在葛春花的描述中,北國王對曹皇後的印象是娘家不顯、人還貪財。
安定王還當眼前雍容華貴,明豔動人的皇後姓曹呢!
柳皇後鳳眸一挑,“誰給本宮的底氣?
本宮的爹、本宮的娘、本宮身後的柳家、本宮身後的大聖子民、本宮身後浴血奮戰的好兒郎。
就是他們給本宮的底氣。
你再對我大聖朝長公主不敬,本宮就射殺了你!
看看一個北國的王爺,值不值得讓北國出兵,讓北國同大聖兵戎相見!”
“……”
孫禦史不知道何時,挪到史官跟前,“繆大人,還是柳家的皇後腰杆子直啊!有骨氣啊!這要是曹皇後,就給安定王跪了。”
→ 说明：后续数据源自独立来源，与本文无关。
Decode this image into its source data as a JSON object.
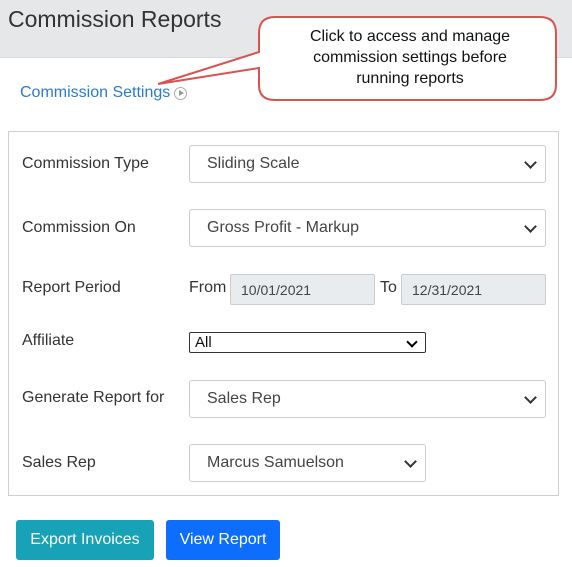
{
  "header": {
    "title": "Commission Reports"
  },
  "settings_link": {
    "label": "Commission Settings"
  },
  "callout": {
    "lines": [
      "Click to access and manage",
      "commission settings before",
      "running reports"
    ],
    "color": "#d9534f"
  },
  "form": {
    "commission_type": {
      "label": "Commission Type",
      "value": "Sliding Scale"
    },
    "commission_on": {
      "label": "Commission On",
      "value": "Gross Profit - Markup"
    },
    "report_period": {
      "label": "Report Period",
      "from_label": "From",
      "from_value": "10/01/2021",
      "to_label": "To",
      "to_value": "12/31/2021"
    },
    "affiliate": {
      "label": "Affiliate",
      "value": "All"
    },
    "generate_for": {
      "label": "Generate Report for",
      "value": "Sales Rep"
    },
    "sales_rep": {
      "label": "Sales Rep",
      "value": "Marcus Samuelson"
    }
  },
  "buttons": {
    "export": {
      "label": "Export Invoices",
      "color": "#17a2b8"
    },
    "view": {
      "label": "View Report",
      "color": "#0d6efd"
    }
  }
}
史官拿著紙筆不著痕跡的點點頭,寫著:[北國安定王出言不遜,蔑視大聖國威。皇後柳氏不卑不亢維護大聖國威。]
孫禦史貼心的提醒,“繆史官是繼後…繼後柳氏。”
繆史官低聲道:“孫禦史健忘了不成?”
繆史官專門負責記錄和編撰曆史的官員,雖然要記錄真實。
但是——
他也是大聖朝的百姓,也慕強也想要一個有骨氣不卑不亢的皇後。
曹皇後?不提也罷!
孫禦史悄聲問道:“繆大人,你前麵幾十年的記錄怎麼辦?把曹皇後那頁撕掉嗎?”
繆史官收起筆,“下官隻負責記錄帝王,曹罪人…沒寫。”
曹罪人曹皇後的生平履曆讓他下筆如糟粕——某月某日誕下皇長子,皇長子一路成長,一路生孩子?
史官決定把曹皇後和皇長子的記錄都撕掉…通通都撕掉。
繆史官憋憋屈屈當官,憋憋屈屈的記錄,沒尋思還能硬氣起來!
—
射殺?
安定王卓宇眼中寒光乍現,麵露嘲諷:“大聖皇帝,國宴之上豈有女人說話的道理?
堂堂皇帝讓女人衝鋒陷陣嗎?”
安定王這也是柿子找軟的捏,捏不動皇後捏皇帝。
畢竟皇帝他爹以前很好捏。
皇帝拿起銀酒壺,“啪”一聲,扔了過去。
為何扔銀酒壺,因為銀酒壺最便宜!扔不壞。